Stathopulu et al. (2003) described a 16-year-old male with phenotypic features of Lujan-Fryns syndrome and terminal deletion of chromosome 5p. He had the behavior of an autistic spectrum disorder. Symmetrical intrauterine growth retardation was evident upon delivery at 37 weeks' gestation. In the early neonatal period he had a 'shrill, cat-like cry' and micrognathia, resulting in feeding difficulties severe enough to require tube feeding. He had hypotonia during the first year and significant feeding difficulties. At the age of 16 years he was tall (height in the 75th centile) and slim (weight in the 50th centile). He had a very nasal voice which the authors thought was different from the voice of teenagers with velopharyngeal incompetence. The uvula and soft palate did not reach the back wall of the pharynx during speech, suggesting the presence of a submucous cleft palate, which was treated by surgical pharynoplasty.

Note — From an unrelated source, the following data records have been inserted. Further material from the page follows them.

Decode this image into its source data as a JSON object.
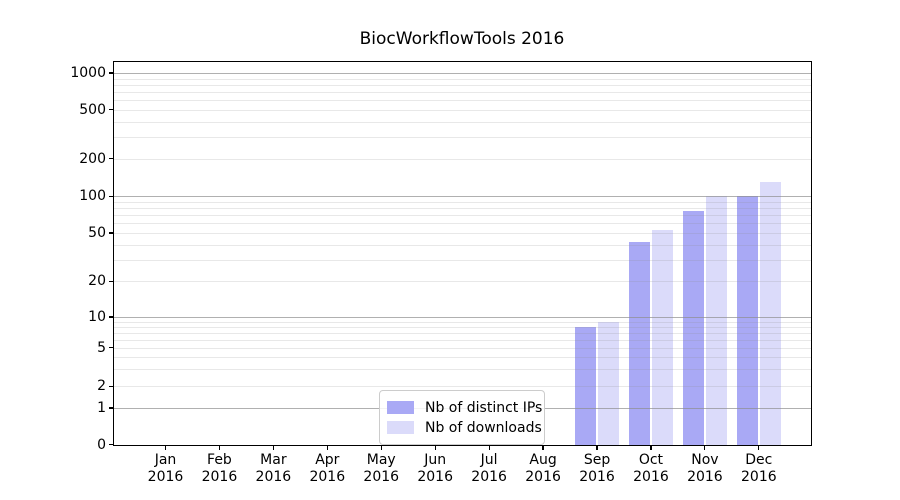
{
  "chart_data": {
    "type": "bar",
    "title": "BiocWorkflowTools 2016",
    "categories": [
      "Jan 2016",
      "Feb 2016",
      "Mar 2016",
      "Apr 2016",
      "May 2016",
      "Jun 2016",
      "Jul 2016",
      "Aug 2016",
      "Sep 2016",
      "Oct 2016",
      "Nov 2016",
      "Dec 2016"
    ],
    "series": [
      {
        "name": "Nb of distinct IPs",
        "color": "#a9a9f5",
        "values": [
          0,
          0,
          0,
          0,
          0,
          0,
          0,
          0,
          8,
          42,
          76,
          100
        ]
      },
      {
        "name": "Nb of downloads",
        "color": "#dbdbfa",
        "values": [
          0,
          0,
          0,
          0,
          0,
          0,
          0,
          0,
          9,
          53,
          100,
          130
        ]
      }
    ],
    "yticks": [
      0,
      1,
      2,
      5,
      10,
      20,
      50,
      100,
      200,
      500,
      1000
    ],
    "yscale": "symlog",
    "ylim": [
      0,
      1250
    ],
    "xlabel": "",
    "ylabel": "",
    "grid": true,
    "legend_position": "lower center"
  }
}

Lerma-Carrillo et al. (2006) reported a 23-year-old man with Lujan-Fryns syndrome admitted to a psychiatric hospital by judicial order for behavioral misconduct and aggressive behavior, including pyromania. He had a marfanoid habitus with long narrow face, hypernasal speech, high-arched palate, low-set ears, pectus excavatum, and long thin fingers and toes. He had a borderline IQ, a long history of hyperactivity and behavioral disorders, and complete agenesis of the corpus callosum on MRI. Psychiatric evaluation showed low insight and concrete thought pattern. A maternal uncle was similarly affected and also had ascending aortic aneurysm and a double row of teeth; a sister was diagnosed with anorexia nervosa (see 606788). A review of 32 published cases of Lujan-Fryns syndrome indicated a high frequency of psychopathology, most commonly an autistic-like disorder.
Molecular GeneticsIn affected members of the family reported by Lujan et al. (1984), Schwartz et al. (2007) identified a mutation in the MED12 gene (N1007S; 300188.0002). Schwartz et al. (2007) noted that 1 of the family members originally thought to be affected was later found not to be affected with the same disorder and did not carry the MED12 mutation. Schwartz et al. (2007) identified the N1007S mutation in affected members of an unrelated family. The findings indicated that Lujan-Fryns syndrome and Opitz-Kaveggia syndrome are allelic disorders. Clinically, Lujan-Fryns syndrome could be distinguished by tall stature, hypernasal voice, hyperextensible digits, and high nasal root. Schwartz et al. (2007) suggested that the Lujan-Fryns syndrome designation be used only for those cases with a compatible clinical phenotype and mutations in the MED12 gene.